Answer:
If homeostasis is disrupted, it must be controlled or a disease/disorder may result. Your body systems work together to maintain balance. If that balance is shifted or disrupted and homeostasis is not maintained, the results may not allow normal functioning of the organism.
Explanation:
C. Speedometer
Explanation: Hope this helps but a speedometer does in fact let you know how fast your vehicle is going.
The product of the lac z gene is an enzyme, this enzyme do in the bacterial cell that enzyme is known as β-galactosidase, that's an important a part of the metabolism of lactose.
<h3>What are lactose restriction enzyme ?</h3>
When a restriction enzyme along with BamHI is used to reduce the plasmid, it might reduce the circle at one place. The reduce could open up the circle withinside the LacZ gene. This is due to the fact gene cloners have located a bit of DNA that has many limit enzyme reducing in the LacZ gene.
It cleaves (separates) a disaccharide lactose molecule into a ways greater digestible glucose and galactose lacZ encodes β-galactosidase (LacZ), an intracellular enzyme that cleaves the disaccharide lactose into glucose and galactose.
Read more about the disaccharide :
brainly.com/question/13283251
#SPJ4
Its either dead material or organisms that eat producers
When ten or more pre-synaptic neurons conduct impulses to five or fewer post-synaptic neurons, the conduction pattern is said to be <u>convergent</u>.
A neuron in such a network can take information from numerous other neurons through convergence.
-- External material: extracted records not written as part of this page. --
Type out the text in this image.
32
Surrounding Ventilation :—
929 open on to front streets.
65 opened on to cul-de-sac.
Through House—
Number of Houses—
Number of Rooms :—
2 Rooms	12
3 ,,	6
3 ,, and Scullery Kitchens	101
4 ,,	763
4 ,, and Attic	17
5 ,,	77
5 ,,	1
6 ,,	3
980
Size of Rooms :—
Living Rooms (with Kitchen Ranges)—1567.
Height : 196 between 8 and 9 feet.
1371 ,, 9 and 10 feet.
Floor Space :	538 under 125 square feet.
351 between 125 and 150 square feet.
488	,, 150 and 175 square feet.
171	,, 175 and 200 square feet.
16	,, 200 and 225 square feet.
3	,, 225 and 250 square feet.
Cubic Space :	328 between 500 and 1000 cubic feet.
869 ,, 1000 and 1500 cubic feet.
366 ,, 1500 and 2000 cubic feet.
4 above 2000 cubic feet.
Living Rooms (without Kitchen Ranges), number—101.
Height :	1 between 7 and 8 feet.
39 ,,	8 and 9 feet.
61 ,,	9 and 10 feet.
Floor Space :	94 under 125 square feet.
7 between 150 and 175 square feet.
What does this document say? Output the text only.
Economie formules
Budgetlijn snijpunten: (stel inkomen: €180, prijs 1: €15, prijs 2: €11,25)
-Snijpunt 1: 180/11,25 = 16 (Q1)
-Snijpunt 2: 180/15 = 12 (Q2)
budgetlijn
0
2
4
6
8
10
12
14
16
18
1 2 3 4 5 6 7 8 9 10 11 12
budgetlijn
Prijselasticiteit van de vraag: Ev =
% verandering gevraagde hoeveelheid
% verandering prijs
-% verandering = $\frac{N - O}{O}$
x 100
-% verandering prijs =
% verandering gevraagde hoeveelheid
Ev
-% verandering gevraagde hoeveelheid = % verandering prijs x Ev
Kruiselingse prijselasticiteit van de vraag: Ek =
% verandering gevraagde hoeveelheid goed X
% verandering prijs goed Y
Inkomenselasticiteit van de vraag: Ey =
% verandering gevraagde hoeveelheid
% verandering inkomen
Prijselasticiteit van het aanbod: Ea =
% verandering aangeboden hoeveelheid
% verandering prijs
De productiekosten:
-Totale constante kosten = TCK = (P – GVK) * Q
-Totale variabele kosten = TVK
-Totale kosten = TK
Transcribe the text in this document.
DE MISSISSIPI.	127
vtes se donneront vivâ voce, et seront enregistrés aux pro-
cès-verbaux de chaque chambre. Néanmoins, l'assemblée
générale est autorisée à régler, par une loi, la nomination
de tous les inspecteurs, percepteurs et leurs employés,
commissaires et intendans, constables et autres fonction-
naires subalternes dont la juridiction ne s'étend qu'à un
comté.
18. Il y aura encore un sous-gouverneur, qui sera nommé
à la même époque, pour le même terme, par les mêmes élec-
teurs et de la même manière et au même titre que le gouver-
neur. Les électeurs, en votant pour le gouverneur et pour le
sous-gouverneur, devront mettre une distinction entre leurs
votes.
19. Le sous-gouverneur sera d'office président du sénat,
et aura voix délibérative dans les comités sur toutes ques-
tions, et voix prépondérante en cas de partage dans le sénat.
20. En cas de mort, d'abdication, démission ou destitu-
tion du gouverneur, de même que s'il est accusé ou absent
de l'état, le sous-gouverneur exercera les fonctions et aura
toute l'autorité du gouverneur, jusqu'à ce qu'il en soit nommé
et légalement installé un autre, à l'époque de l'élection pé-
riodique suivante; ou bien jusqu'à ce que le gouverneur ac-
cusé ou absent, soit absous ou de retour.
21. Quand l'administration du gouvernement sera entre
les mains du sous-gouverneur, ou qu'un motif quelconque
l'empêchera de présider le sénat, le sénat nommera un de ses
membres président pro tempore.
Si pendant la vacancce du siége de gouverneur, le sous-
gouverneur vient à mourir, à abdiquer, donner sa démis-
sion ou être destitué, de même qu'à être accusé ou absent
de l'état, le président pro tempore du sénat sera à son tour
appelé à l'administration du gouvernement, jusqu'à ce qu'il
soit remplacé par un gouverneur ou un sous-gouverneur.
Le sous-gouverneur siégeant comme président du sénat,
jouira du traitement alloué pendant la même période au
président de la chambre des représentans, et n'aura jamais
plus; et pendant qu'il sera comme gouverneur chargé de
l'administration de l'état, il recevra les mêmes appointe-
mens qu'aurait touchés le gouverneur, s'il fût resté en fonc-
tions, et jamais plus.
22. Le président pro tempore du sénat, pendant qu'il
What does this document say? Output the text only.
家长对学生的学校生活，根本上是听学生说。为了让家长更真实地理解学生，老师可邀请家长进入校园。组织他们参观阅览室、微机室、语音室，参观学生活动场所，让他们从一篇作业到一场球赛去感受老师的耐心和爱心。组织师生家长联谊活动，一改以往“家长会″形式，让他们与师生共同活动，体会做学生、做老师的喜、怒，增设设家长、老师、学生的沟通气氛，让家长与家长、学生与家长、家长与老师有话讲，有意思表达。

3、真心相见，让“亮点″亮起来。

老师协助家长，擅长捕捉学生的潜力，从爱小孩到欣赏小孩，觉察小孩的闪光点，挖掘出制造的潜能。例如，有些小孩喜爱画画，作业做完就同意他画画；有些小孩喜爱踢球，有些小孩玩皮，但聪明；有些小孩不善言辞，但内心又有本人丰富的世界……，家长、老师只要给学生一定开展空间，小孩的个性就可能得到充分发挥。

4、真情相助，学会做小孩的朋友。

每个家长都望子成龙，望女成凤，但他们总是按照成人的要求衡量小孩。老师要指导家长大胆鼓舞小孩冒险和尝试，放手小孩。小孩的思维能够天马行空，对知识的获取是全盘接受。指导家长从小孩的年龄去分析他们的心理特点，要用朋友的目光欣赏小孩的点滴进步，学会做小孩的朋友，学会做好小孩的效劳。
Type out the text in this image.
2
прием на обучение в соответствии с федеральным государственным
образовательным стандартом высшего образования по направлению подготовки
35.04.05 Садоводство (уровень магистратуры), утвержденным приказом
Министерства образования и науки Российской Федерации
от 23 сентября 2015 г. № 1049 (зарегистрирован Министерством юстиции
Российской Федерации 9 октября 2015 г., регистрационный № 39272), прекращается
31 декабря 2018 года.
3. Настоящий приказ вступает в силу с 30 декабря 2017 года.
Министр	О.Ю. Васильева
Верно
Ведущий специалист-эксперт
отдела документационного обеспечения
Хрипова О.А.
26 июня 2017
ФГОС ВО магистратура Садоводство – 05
Inhibitory interneurons are activated by presynaptic cells, but instead they reduce nearby cells inside the network.
Synaptic divergence refers to the dispersion of synapses from such a single neuron onto several postsynaptic partners as well as partner kinds, while synaptic convergence refers to being affected by having neuronal cell kinds delivering input around on a shared postsynaptic partner.
Multiple presynaptic cells send convergent information to a single postsynaptic neuron.